ESTADO: O que poderia melhorar no âmbito do combate aos cartéis a instalação de varas especializadas?
MENDRONI: Quanto mais complexo o tema, maior deve ser a especialização. Por quê, então, não transportar este raciocínio para a criação de Varas Especializadas, para que os Juízes tenham a oportunidade de se aperfeiçoar nestes temas? Observo que existem Polícias especializadas em crimes econômicos. Em São Paulo, tanto a Polícia Civil, através da 4.ª Delegacia de Polícia-DPPC, como a Polícia Federal, têm feito um excelente trabalho. Os Ministério Públicos também têm buscado essa especialização. Em São Paulo temos o Grupo de Combate a Delitos Econômicos (Gedec) no âmbito estadual e há Promotores Federais que também atuam nessa área especializada. Na Justiça Federal, existe Vara Especializada. Faltam, então, as Varas Judiciais Estaduais Especializadas para que a investigação e processamento dos casos sejam mais completos e mais eficientes. Amplio este raciocínio, aliás, para os casos de crime organizado. Poderia se pensar em criar Vara Especializada em Crime Organizado e em Crimes Econômicos, que também, no mais das vezes, se configuram como organizações criminosas. Em São Paulo, pelo menos, há, seguramente, demanda processual para isso. Neste contexto de uma Vara Especializada, os casos de cartéis e fraudes a licitações, como também em casos de lavagem de dinheiro, seriam analisados por juízes experts, melhor capacitados a compreender toda aquela malha que envolve os crimes, as pessoas, suas ações e seus bens. A trama criminosa, muito mais complexa do que nos crimes comuns, seria melhor entendida, tanto pela expertise desenvolvida como também pela disponibilidade de tempo. O ganho do trâmite processual nestas condições é indiscutível – análise das provas, diretas e indiretas, sua valoração, incluída aí toda aquela eventualmente produzida em fase preprocessual, como buscas e apreensões, interceptações de comunicações e outras; os argumentos do Ministério Público e dos advogados (também sempre especializados), a presidência das audiências, os deferimentos e indeferimentos dos requerimentos das partes, e finalmente a sentença.
ESTADO: Faltam leis específicas para combater as organizações criminosas?

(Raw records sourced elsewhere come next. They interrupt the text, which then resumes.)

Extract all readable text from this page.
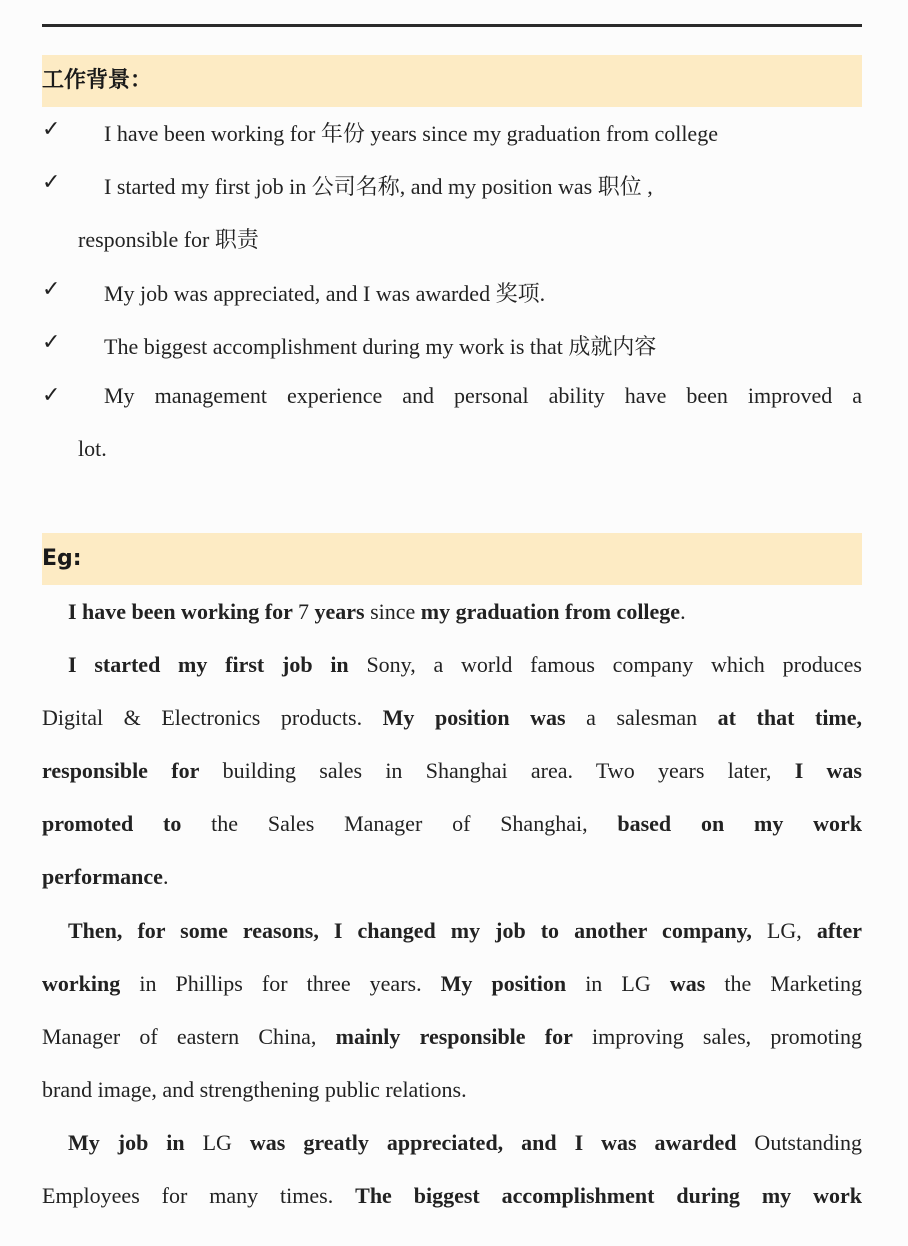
工作背景：
✓ I have been working for 年份 years since my graduation from college
✓ I started my first job in 公司名称, and my position was 职位 ,
responsible for 职责
✓ My job was appreciated, and I was awarded 奖项.
✓ The biggest accomplishment during my work is that 成就内容
✓ My management experience and personal ability have been improved a
lot.
Eg:
I have been working for 7 years since my graduation from college.
I started my first job in Sony, a world famous company which produces
Digital & Electronics products. My position was a salesman at that time,
responsible for building sales in Shanghai area. Two years later, I was
promoted to the Sales Manager of Shanghai, based on my work
performance.
Then, for some reasons, I changed my job to another company, LG, after
working in Phillips for three years. My position in LG was the Marketing
Manager of eastern China, mainly responsible for improving sales, promoting
brand image, and strengthening public relations.
My job in LG was greatly appreciated, and I was awarded Outstanding
Employees for many times. The biggest accomplishment during my work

MENDRONI: Temos leis recentes, detalhadas e complexas sobre os temas: Lei 9.613/98 de Lavagem de Dinheiro (modificada pela Lei n°12.683/12); Lei 8.137/90 – Crimes Econômicos (modificada pela Lei n° 12.529/11); Lei 12.850/13 (Organizações Criminosas); além da Lei n° 8.666/93 (Licitações) e do próprio Código de Processo Penal com suas recentes alterações (por exemplo em medidas cautelares) e outras. Sua interpretação em análise coerente não é simples. Com toda essa quantidade de dispositivos legais e situações jurídicas, a demanda de investigações e processos em relação a organizações criminosas e crimes econômicos já está aumentando consideravelmente. Esta é uma realidade. Eventual criação de uma Vara Especializada seria um enorme avanço em termos de resposta mais rápida, justa e segura da Justiça, que deve se amoldar às necessidades do mundo contemporâneo e promover o enfrentamento destes fenômenos criminológicos com rapidez e eficiência. Tenho plena convicção que este é também o desejo da sociedade.